An Ofcom report has, once again, highlighted the fact that advertised broadband speeds are still not being met, despite customers stating that speed is more important than price when it comes to their connections.

Using research from uSwitch, the report stated that only 35 per cent of the 6 million people signing up to an 8Mb service get what they are paying for and half of customers state that they are not happy with their download speeds.

Ofcom wants the advertised speeds to be much more transparent, so as web users know exactly what they'll be getting, before they sign up.

But, despite welcoming the new Ofcom rules, Ernest Doku, technology expert at uSwitch warned that it's a difficult measure to implement.

"Unfortunately there’s no quick fix to this longstanding problem," he said. "Broadband speeds are complex as there are so many factors to take into account - the distance from the exchange, the technology used to connect people and, especially in the case of cable, the number users at any one time. It’s perhaps for this reason that broadband speeds have been swept under the carpet for so long."
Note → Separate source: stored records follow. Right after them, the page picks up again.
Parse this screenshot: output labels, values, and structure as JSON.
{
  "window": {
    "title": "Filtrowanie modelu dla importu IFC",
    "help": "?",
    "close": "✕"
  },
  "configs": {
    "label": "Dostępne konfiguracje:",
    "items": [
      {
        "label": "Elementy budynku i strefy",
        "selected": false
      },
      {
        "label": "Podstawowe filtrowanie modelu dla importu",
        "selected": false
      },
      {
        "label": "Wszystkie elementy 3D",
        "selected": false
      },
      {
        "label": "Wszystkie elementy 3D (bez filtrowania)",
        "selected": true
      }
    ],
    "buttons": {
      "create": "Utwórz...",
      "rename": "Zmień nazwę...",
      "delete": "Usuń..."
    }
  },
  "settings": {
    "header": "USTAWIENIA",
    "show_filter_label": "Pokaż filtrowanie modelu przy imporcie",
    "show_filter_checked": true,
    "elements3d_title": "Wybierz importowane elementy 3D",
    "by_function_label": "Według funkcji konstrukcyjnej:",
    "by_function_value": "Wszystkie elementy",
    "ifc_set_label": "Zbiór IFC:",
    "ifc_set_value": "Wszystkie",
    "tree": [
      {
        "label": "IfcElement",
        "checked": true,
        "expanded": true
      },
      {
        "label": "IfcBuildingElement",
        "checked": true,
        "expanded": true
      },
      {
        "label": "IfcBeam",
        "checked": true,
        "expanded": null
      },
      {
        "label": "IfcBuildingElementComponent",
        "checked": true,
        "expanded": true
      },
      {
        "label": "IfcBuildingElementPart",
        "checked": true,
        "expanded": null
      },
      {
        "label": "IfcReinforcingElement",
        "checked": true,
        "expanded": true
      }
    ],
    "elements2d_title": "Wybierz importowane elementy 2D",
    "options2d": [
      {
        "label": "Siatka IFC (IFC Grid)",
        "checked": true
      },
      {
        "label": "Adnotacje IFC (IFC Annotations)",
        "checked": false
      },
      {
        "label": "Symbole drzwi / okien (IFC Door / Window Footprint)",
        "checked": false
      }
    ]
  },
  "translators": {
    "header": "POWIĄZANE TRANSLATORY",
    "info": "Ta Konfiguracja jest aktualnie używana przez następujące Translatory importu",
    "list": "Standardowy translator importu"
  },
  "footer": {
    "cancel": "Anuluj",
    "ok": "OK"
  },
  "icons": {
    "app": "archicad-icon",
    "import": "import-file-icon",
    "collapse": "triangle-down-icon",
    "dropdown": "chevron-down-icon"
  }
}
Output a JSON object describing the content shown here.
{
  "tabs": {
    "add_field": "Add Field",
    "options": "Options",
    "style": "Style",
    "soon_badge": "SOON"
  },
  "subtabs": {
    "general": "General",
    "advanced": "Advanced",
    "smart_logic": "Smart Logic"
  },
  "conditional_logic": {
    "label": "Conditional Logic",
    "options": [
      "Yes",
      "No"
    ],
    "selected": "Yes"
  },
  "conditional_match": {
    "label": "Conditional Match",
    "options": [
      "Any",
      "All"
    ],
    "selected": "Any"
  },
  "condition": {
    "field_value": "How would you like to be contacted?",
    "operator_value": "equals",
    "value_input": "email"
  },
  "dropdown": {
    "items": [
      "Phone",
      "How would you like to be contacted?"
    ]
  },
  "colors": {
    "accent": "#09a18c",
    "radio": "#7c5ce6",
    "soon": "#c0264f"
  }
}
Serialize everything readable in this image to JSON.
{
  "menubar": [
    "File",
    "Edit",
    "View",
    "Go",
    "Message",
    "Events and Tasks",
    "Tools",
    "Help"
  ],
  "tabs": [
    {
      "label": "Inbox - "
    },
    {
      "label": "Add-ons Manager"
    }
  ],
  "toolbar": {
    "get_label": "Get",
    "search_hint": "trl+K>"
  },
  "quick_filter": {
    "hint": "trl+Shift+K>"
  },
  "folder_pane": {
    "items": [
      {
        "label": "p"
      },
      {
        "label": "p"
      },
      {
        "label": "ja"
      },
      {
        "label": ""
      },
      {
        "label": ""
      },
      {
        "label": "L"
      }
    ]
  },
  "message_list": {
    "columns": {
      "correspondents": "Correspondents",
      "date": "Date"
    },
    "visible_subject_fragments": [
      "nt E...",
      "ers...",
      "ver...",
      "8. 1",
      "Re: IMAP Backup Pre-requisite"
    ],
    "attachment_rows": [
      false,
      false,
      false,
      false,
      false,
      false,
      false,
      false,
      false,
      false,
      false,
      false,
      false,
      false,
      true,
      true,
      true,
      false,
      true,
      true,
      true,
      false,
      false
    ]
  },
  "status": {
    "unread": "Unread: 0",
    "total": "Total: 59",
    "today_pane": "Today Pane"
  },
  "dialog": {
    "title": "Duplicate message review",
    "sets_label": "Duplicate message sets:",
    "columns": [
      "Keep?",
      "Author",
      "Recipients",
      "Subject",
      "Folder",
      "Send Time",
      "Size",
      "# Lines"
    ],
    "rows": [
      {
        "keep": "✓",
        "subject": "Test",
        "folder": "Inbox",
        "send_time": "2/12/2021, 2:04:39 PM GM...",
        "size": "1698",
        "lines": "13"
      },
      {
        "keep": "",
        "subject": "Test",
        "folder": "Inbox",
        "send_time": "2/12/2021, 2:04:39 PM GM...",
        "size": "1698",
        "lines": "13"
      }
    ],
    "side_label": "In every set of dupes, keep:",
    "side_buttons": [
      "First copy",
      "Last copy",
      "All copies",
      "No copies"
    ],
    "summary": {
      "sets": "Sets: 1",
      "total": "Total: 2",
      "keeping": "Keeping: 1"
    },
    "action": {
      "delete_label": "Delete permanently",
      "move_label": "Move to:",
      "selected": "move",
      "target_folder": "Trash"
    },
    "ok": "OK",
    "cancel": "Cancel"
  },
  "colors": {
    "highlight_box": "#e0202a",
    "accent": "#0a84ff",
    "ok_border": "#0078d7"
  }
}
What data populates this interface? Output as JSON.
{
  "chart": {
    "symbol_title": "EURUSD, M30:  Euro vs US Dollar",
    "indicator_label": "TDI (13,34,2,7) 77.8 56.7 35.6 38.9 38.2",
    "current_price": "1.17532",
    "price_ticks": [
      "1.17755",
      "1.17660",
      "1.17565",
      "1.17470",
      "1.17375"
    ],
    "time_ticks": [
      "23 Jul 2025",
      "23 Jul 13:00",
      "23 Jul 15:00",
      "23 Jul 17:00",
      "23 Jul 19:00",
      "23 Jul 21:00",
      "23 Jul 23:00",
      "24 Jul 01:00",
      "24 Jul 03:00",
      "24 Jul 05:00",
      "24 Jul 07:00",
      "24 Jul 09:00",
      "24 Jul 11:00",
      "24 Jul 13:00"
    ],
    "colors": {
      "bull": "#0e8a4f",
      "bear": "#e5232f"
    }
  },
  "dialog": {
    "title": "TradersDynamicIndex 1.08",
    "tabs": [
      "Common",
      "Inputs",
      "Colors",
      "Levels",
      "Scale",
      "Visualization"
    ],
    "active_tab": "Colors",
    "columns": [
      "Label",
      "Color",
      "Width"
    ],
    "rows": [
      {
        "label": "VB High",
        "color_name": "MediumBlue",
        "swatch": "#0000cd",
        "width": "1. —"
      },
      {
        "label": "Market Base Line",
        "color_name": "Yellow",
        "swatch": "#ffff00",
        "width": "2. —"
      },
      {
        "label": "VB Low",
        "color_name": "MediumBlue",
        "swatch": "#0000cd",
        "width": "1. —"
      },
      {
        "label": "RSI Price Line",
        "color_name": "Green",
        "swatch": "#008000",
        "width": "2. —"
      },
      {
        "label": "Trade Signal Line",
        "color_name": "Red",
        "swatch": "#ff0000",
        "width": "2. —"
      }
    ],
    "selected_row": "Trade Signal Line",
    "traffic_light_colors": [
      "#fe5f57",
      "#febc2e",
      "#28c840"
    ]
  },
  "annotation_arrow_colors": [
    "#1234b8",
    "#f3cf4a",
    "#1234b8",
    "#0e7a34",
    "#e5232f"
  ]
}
uSwitch's survey found that O2 broadband customers are most satisfied with 88 per cent approval, and Orange customers were the least pleased at just 63 per cent satisfaction.

Virgin Media, who have the highest average speed at 9.1Mb according to the report, contacted Pocket-lint with a statement from executive director, Jon James:

"Ofcom's latest report is yet another damning indictment that consumers continue to be treated like mugs and misled by ISPs that simply cannot deliver on their advertised speed claims.

"Broadband providers have to base their speed claims on the typical real world speeds being delivered to customers and we support Ofcom’s call for all ISPs to publish the typical real world speeds they’re delivering to customers so people know exactly what to expect and what they’re paying for.

"In a nascent market for next generation broadband, the sub-standard fibre optic services being sold are undermining people’s faith in fast broadband. Consumers shouldn't have to suffer from this speed lottery and have a right to get what they pay for."